Hofmeister effect assists in improving solar vapor generation via tuning configuration of water and polymer chains

Solar vapor generation emerges as a sustainable method to generate fresh water in recent years. Reducing vaporization enthalpy of water has been considered as a promising route to improve solar evaporation performance. However, many previous works just attribute the reduced vaporization enthalpy to the intermediate water induced by hydratable polymers, which lack detailed mechanism and deep understanding.
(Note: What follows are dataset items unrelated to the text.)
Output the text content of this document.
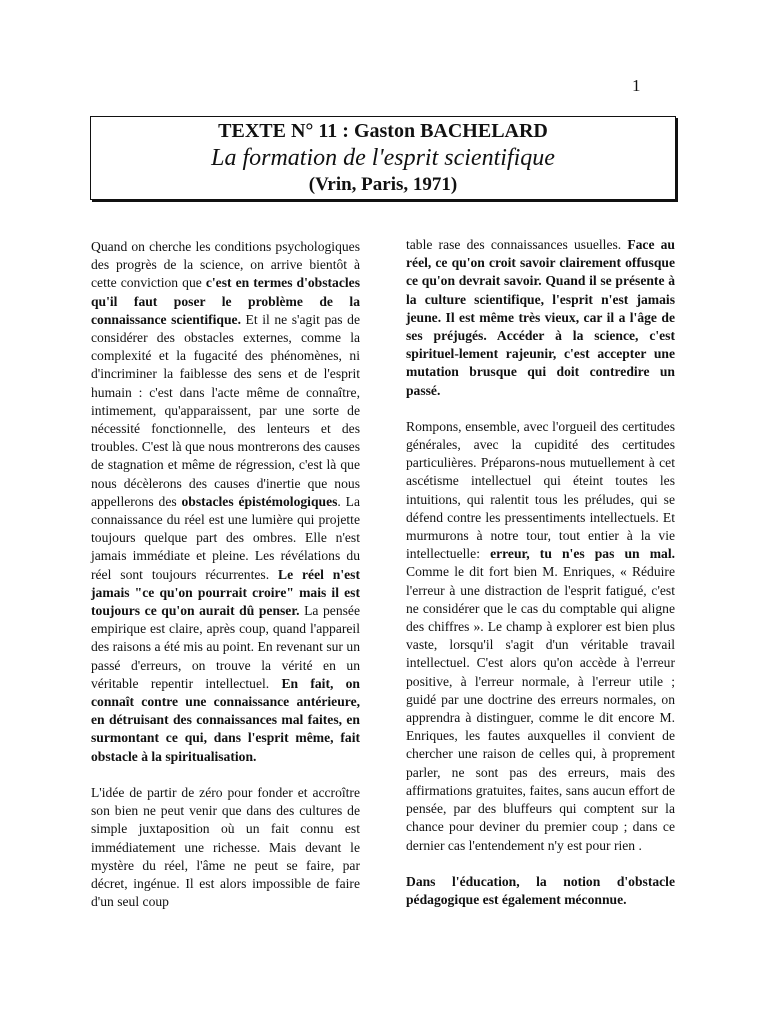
1
TEXTE N° 11 : Gaston BACHELARD
La formation de l'esprit scientifique
(Vrin, Paris, 1971)

Quand on cherche les conditions psychologiques des progrès de la science, on arrive bientôt à cette conviction que c'est en termes d'obstacles qu'il faut poser le problème de la connaissance scientifique. Et il ne s'agit pas de considérer des obstacles externes, comme la complexité et la fugacité des phénomènes, ni d'incriminer la faiblesse des sens et de l'esprit humain : c'est dans l'acte même de connaître, intimement, qu'apparaissent, par une sorte de nécessité fonctionnelle, des lenteurs et des troubles. C'est là que nous montrerons des causes de stagnation et même de régression, c'est là que nous décèlerons des causes d'inertie que nous appellerons des obstacles épistémologiques. La connaissance du réel est une lumière qui projette toujours quelque part des ombres. Elle n'est jamais immédiate et pleine. Les révélations du réel sont toujours récurrentes. Le réel n'est jamais "ce qu'on pourrait croire" mais il est toujours ce qu'on aurait dû penser. La pensée empirique est claire, après coup, quand l'appareil des raisons a été mis au point. En revenant sur un passé d'erreurs, on trouve la vérité en un véritable repentir intellectuel. En fait, on connaît contre une connaissance antérieure, en détruisant des connaissances mal faites, en surmontant ce qui, dans l'esprit même, fait obstacle à la spiritualisation.

L'idée de partir de zéro pour fonder et accroître son bien ne peut venir que dans des cultures de simple juxtaposition où un fait connu est immédiatement une richesse. Mais devant le mystère du réel, l'âme ne peut se faire, par décret, ingénue. Il est alors impossible de faire d'un seul coup

table rase des connaissances usuelles. Face au réel, ce qu'on croit savoir clairement offusque ce qu'on devrait savoir. Quand il se présente à la culture scientifique, l'esprit n'est jamais jeune. Il est même très vieux, car il a l'âge de ses préjugés. Accéder à la science, c'est spirituel-lement rajeunir, c'est accepter une mutation brusque qui doit contredire un passé.

Rompons, ensemble, avec l'orgueil des certitudes générales, avec la cupidité des certitudes particulières. Préparons-nous mutuellement à cet ascétisme intellectuel qui éteint toutes les intuitions, qui ralentit tous les préludes, qui se défend contre les pressentiments intellectuels. Et murmurons à notre tour, tout entier à la vie intellectuelle: erreur, tu n'es pas un mal. Comme le dit fort bien M. Enriques, « Réduire l'erreur à une distraction de l'esprit fatigué, c'est ne considérer que le cas du comptable qui aligne des chiffres ». Le champ à explorer est bien plus vaste, lorsqu'il s'agit d'un véritable travail intellectuel. C'est alors qu'on accède à l'erreur positive, à l'erreur normale, à l'erreur utile ; guidé par une doctrine des erreurs normales, on apprendra à distinguer, comme le dit encore M. Enriques, les fautes auxquelles il convient de chercher une raison de celles qui, à proprement parler, ne sont pas des erreurs, mais des affirmations gratuites, faites, sans aucun effort de pensée, par des bluffeurs qui comptent sur la chance pour deviner du premier coup ; dans ce dernier cas l'entendement n'y est pour rien .

Dans l'éducation, la notion d'obstacle pédagogique est également méconnue.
Herein, inspired by biological phenomena, we intentionally select chaotropic salt potassium iodide according to Hofmeister series, which influences the configuration of polymer chains as well as corresponding water structure, making the hydrogen bond network inside hydrogel highly weakened and the content of intermediate water improved from 48 % to 73.5 %. The result of Molecular dynamics simulations shows the average number of hydrogen bonds on individual water molecule decreased from 1.65 to 1.51, thus the developed (polyvinyl alcohol/ graphene oxide/ iodide) PGI evaporator achieved a high record rate of 2.32 kg·m−2·h−1 under 1 sun irradiation. In this work, we verified the improved solar evaporation performance attributed to the weakened hydrogen bond and further reduced the vaporization enthalpy for the first time, the presented strategy also provides a simple, low-cost and generalizable method to reduce the energy imposed on tuning the configuration of water-contained polymers.